The Northwest has its share of international aid organizations. Medical Teams International and Mercy Corps provide healthcare and disaster response all over the world. But it’s not just medicine and shelter that are needed after disasters.
Portlander Michael O’Neill is a part of a different kind of relief organization. It’s called Clowns Without Borders, and it’s just what it sounds like: an organization that aims to bring a little bit of laughter to places in need of just about everything.
“We’re not as important as food or medical care or water,” O’Neill says, “but we’re pretty high on the list. Laughter can relieve stress.”
The first trip O’Neill took with Clowns Without Borders was to Chiapas, Mexico. They performed in front of hundreds of people, most of whom did not speak any English.

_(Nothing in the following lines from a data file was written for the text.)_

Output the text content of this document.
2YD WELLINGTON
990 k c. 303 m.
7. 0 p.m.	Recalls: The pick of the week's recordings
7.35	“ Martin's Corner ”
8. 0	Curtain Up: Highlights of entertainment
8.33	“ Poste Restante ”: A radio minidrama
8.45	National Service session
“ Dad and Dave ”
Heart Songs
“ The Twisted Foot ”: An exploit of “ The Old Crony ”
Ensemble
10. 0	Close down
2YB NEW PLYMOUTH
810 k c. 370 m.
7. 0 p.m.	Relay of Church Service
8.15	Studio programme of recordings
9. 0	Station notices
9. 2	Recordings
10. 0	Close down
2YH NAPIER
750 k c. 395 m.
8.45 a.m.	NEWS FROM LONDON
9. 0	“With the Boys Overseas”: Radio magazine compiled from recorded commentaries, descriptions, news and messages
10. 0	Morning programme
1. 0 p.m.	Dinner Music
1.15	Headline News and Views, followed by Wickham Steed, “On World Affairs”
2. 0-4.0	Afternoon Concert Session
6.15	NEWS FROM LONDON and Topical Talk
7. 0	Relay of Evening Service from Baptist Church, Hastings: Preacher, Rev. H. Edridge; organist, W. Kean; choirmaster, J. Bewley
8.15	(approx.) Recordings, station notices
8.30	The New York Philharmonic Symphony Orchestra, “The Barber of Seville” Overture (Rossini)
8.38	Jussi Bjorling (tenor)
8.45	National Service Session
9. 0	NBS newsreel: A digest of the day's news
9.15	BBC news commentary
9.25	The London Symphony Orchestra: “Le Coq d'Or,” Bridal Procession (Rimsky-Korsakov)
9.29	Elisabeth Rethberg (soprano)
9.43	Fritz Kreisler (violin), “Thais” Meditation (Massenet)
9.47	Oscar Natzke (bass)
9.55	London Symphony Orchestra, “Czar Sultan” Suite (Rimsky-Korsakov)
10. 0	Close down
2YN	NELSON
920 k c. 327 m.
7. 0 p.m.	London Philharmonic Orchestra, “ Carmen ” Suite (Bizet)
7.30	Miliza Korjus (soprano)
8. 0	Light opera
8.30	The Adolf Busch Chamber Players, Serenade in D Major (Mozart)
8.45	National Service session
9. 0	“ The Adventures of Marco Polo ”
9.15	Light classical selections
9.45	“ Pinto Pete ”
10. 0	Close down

“Physical comedy translates on every level in every culture, in my opinion," O'Neill says. "Also we do a lot of status struggles. So the high-status clown tries to keep the low-status clown in line. And that translates to all cultures.”
O’Neill says one benefit of performing for people who don’t understand what you’re saying is that the clowns could give each other improvised stage directions. If his fellow performer saw something that was really working, says O’Neill, “he’d walk over and say ‘Michael, kick me in the butt.’ And I’d walk over and kick him in the butt, and no one would know what we were saying.”
O’Neill has since performed it South Sudan, Columbia, Haiti and the Philippines. Often they are collaborating with other nonprofit organizations, like Doctors Without Borders. “It isn’t hard to convince people that this is a very important piece of the healing process,” O’Neill says.
Though O’Neill trained to be a traditional clown at Ringling Brothers and Barnum & Bailey Clown College, he says clowns have a much better reputation outside of America.
“Clowns come from the soul of the human being. When I put on my red nose I'm not putting on something else; I'm kind of extending myself out to be laughed at. I'm a big, round, robust human being. And that's one of my poverties in my body. I'm fat. But that's something I make fun of because people can relate to that ... And people laugh, and it relieves a little stress.”
This weekend, (Jan. 20–22) O'Neill will be premiering his one-man show, "William Shakespeare's Fools," at the Fertile Ground Festival in Portand. It consists of the monologues of twelve different fools from eight different Shakespeare plays. The idea, he says, is to make Shakespeare more accessible and to make it clear that clowning is a viable art form.
“If I travel with this and make a living with this [show],” says O’Neill, “then I can volunteer more time with Clowns Without Borders.”